April 5, 2008 – 12:46 am

Do you think if the anniversary of a certain date or a specific instance in your life falls on the same day of the week that it had actually happened, the memories of it all feel stronger? Or is it just me? Sometimes, I really think the things I think, feel and imagine are just me.

Here we are, five years past my return from California and this week that we are currently in (April 5th - 12th) is what I would probably refer to as my "Hell Week", if I were to compare it to the "Holy Week" of Christianity with Palm Sunday through Easter Sunday. Because at that time and still looking back now, I don’t think I have ever been as miserable as I was in that specific week of my life.  The end of the end was unbearable and I know now that I am only that much stronger and smarter because of it. But had you come to me, five years ago today and told me about my life currently, where I am, who I am with and what all I am doing, I never would have been able to comprehend it. Seriously, I couldn’t see past getting up in the morning, going to work, coming home and not entirely falling apart. Which I am sure I did, more than once.
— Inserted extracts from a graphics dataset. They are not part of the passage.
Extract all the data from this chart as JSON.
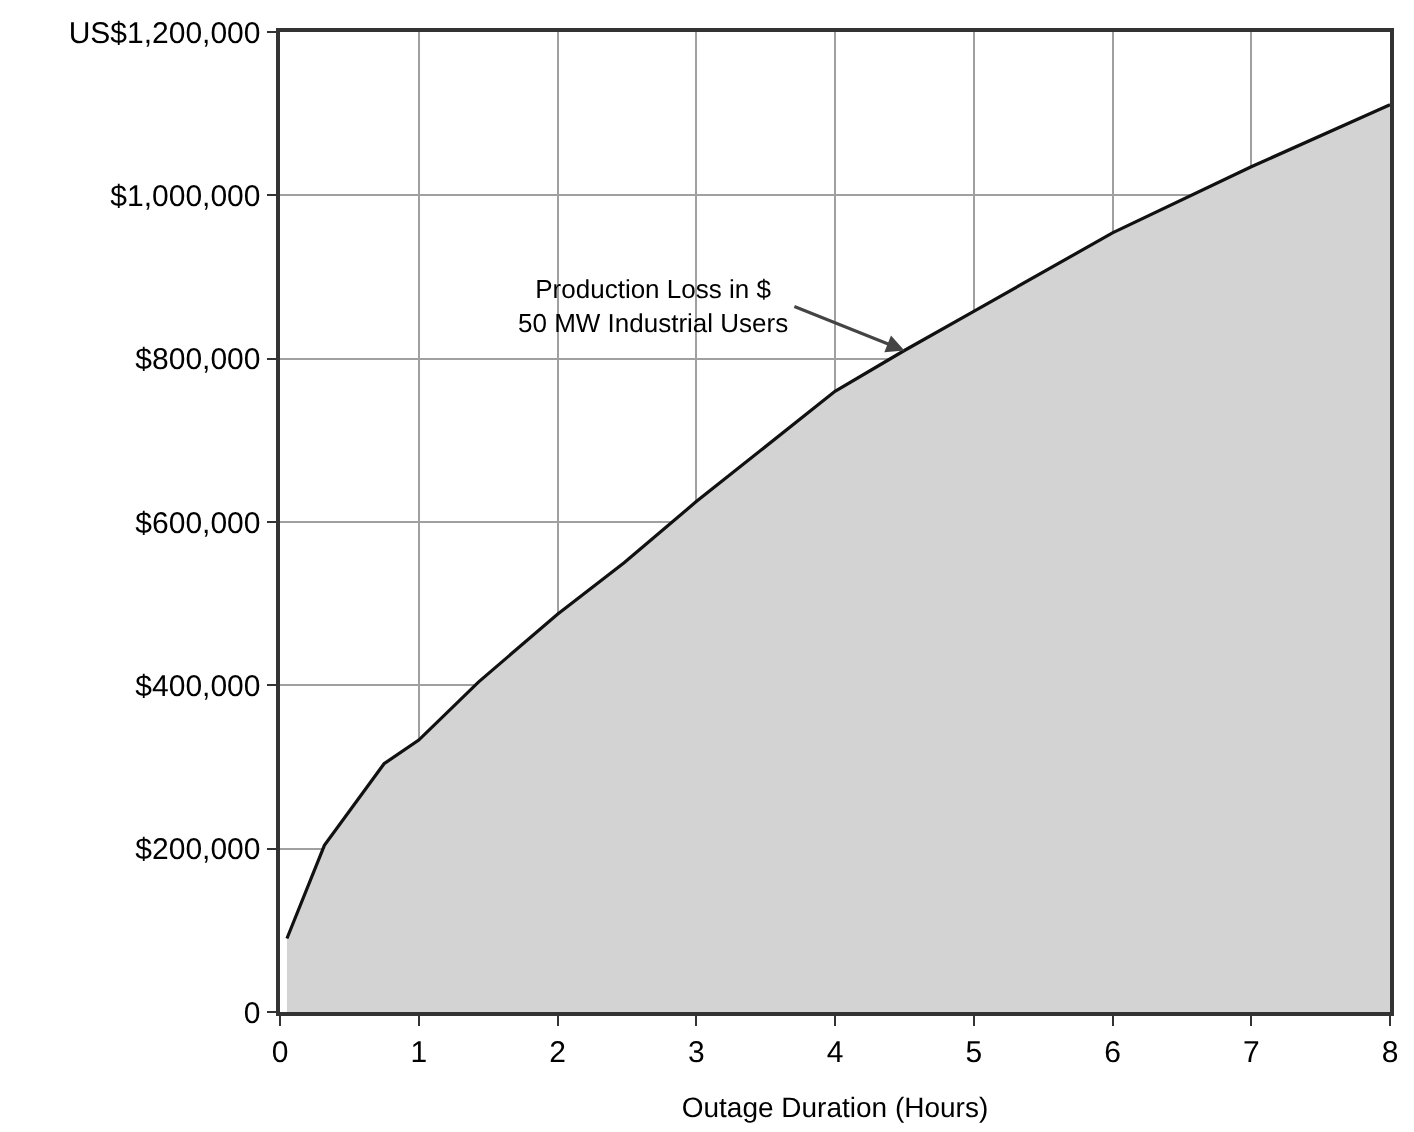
{
  "chart_data": {
    "type": "area",
    "xlabel": "Outage Duration (Hours)",
    "series": [
      {
        "color": "#d3d3d3",
        "x": [
          0.05,
          0.32,
          0.75,
          1,
          1.43,
          2,
          2.48,
          3,
          4,
          4.5,
          5,
          6,
          7,
          8
        ],
        "values": [
          90000,
          204000,
          304000,
          333000,
          404000,
          487000,
          550000,
          625000,
          760000,
          810000,
          858000,
          954000,
          1035000,
          1111000
        ]
      }
    ],
    "annotations": [
      {
        "text": "Production Loss in $\n50 MW Industrial Users",
        "x": 4.5,
        "y": 810000
      }
    ],
    "xlim": [
      0,
      8
    ],
    "xticks": [
      0,
      1,
      2,
      3,
      4,
      5,
      6,
      7,
      8
    ],
    "ylim": [
      0,
      1200000
    ],
    "yticks": [
      {
        "value": 0,
        "label": "0"
      },
      {
        "value": 200000,
        "label": "$200,000"
      },
      {
        "value": 400000,
        "label": "$400,000"
      },
      {
        "value": 600000,
        "label": "$600,000"
      },
      {
        "value": 800000,
        "label": "$800,000"
      },
      {
        "value": 1000000,
        "label": "$1,000,000"
      },
      {
        "value": 1200000,
        "label": "US$1,200,000"
      }
    ],
    "grid": true,
    "marker": "none",
    "line_style": "solid"
  }
}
I have always notated and somewhat celebrated April 12th, not only for my cousin’s and several friend’s birthdays, but also as the day I left and really, the day that my life truly changed. Had I not left, I really don’t know what would have happened to me but I am pretty sure it would have been for the worst. Moving back to Vancouver, boomeranging back into my parent’s house and life and basically becoming a dependent again, it really was the only right option, no matter what my ex tried to tell me at the time.

It’s not that I am going to reflect all week and continually dwell on what went down five years ago. But right now, knowing what this week is, where I was and all that I have accomplished since then, I have to be proud of myself.